I'm connecting to a Amazon MySQL RDS instance. My config is:

config :my_app MyApp.Repo,
  # username, password, etc
  ssl: true,
  ssl_opts: [
    cacertfile: "config/amazon-rds-ca-cert.pem"
  ]

This works with OTP 19.3, however upgrading to 20+ gives me:
Mariaex.Protocol (#PID<0.1066.0>) failed to connect: ** (Mariaex.Error) failed to upgraded socket: :closed

Workaround

Explicitly set the protocol to TLS version 1.1 using the versions option:

ssl_opts: [
  cacertfile: "config/amazon-rds-ca-cert.pem",
  versions: [:'tlsv1.1']
]

Not sure the right way to handle this long term.
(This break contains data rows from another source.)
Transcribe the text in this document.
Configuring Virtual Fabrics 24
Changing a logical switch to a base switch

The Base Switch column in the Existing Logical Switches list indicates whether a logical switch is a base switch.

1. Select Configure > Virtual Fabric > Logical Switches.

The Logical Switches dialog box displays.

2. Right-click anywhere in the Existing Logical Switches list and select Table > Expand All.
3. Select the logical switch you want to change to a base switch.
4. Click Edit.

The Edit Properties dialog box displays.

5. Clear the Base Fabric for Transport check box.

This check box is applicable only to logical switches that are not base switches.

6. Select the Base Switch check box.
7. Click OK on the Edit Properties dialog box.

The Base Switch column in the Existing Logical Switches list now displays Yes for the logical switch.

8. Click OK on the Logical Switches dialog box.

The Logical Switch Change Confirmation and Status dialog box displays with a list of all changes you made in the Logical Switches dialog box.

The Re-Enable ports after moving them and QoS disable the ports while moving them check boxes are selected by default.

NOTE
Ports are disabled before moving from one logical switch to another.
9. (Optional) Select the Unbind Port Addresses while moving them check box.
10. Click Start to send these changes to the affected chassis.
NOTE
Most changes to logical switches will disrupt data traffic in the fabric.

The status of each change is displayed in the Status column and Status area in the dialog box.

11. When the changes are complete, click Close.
I can make a PR and put the above instructions in the README if you'd like. I wanted to be sure to document it somewhere to save anyone else the time I spent chasing it down.

[jessiahr]

I ran into this issue as well, workaround solved my problem for now.

[klynton]

In case anyone else comes across this: I ran into this issue and tried using versions: [:'tlsv1.2'] but it didn't work. Using 1.1 only does work.